I watch the Remembrance Day ceremonies, gazing at the tired old men, almost all seated, some in wheelchairs, many with tears trickling down wrinkled, weathered cheeks; and at a mother, many years old, frailly bending down to lay a wreath in remembrance of the sons she gave, of all the sons lost to all those mothers in those long-ago wars; and at fresh young faces, cheeks red in the nippy November breeze, smiles on some, questioning wonderment on others...

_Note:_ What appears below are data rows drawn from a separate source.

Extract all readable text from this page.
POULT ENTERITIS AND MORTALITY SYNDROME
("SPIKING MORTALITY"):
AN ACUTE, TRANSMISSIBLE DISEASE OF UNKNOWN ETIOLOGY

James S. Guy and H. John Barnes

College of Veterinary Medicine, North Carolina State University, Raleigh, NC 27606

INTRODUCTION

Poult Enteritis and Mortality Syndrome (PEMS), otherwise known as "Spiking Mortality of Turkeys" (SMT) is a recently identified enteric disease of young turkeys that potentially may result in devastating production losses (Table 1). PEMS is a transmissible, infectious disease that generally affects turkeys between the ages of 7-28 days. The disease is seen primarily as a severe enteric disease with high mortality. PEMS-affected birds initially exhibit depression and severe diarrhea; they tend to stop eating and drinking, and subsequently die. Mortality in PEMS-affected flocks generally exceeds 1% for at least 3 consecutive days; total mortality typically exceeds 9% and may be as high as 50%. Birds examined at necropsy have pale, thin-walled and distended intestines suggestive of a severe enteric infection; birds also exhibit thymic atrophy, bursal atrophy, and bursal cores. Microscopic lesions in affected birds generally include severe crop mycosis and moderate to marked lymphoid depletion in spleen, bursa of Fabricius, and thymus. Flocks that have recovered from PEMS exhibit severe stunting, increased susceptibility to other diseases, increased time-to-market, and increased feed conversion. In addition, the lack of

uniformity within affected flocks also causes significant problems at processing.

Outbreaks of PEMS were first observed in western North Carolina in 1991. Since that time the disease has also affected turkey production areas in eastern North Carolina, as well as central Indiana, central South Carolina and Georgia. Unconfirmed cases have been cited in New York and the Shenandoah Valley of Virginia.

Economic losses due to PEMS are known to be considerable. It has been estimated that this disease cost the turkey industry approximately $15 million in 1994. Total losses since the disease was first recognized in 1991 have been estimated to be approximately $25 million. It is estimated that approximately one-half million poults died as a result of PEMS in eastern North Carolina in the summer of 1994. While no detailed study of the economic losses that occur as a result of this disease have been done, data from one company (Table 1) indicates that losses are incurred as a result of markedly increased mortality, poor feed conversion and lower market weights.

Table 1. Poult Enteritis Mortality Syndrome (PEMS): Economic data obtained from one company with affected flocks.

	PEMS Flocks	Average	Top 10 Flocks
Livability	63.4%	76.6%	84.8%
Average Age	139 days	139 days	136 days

And I am taken back, back into the body of a little six-year-old girl, dressed in plaid skirt and brown leotards, bundled in jacket and boots and mittens and scarf against the snow and the cold winter breeze; standing for, oh, such a long time, as the cold sifts in; standing in the schoolyard of a big, old red brick schoolhouse, before the grey stone cenotaph carved with names of unknown men, men whose families built the small community and gave their names to streets and roads, but who themselves built something much greater... The little girl looks up to her Daddy standing beside her, proud and tall, shoulders back, faded ribbons looking strangely out of place on his gray suit jacket; she looks in his face and sees emotions mingled there that suddenly make the whole day a warm and living event; that brings understanding to the hitherto strange ceremonies of Remembrance Day, to the weekly renditions of "O Canada" and "God Save the Queen" in school assemblies; to the very poppy that at this moment is poking its thorny tip into her shoulder; she hears his normally tone-deaf voice ring clear and true as he joins in those words, "O Canada, we stand on guard..."

And then I am pulled back to the present, as another little six-year-old girl stands beside me, saying "Mommy, mommy..." I look into her face, and see something of the face of that other little girl, and something of the face of that Daddy, now a Grandfather, and I wonder... how will she, and her sisters, and her brother, and all her generation... how will they know, how will they understand, how will they learn the words so that the songs not only utter from their lips, but swell from their hearts? I hope there is enough of the understanding left in the little girl now grown, that the little girl standing next to me can look in my face and find something of what I found, looking into my Daddy's face.

Date: mid 1990s

 


My name is Norma. I'm married to Lionel. We have 5 kids - Taryn, Sarah, Robyn, Wendy and Peter, and one grandchild, Tony. At the moment, I am teaching French and Home Economics at a Christian School. I also enjoy writing, reading, facilitating Christian study groups, exercise, gardening, playing guitar, and a multitude of other interests.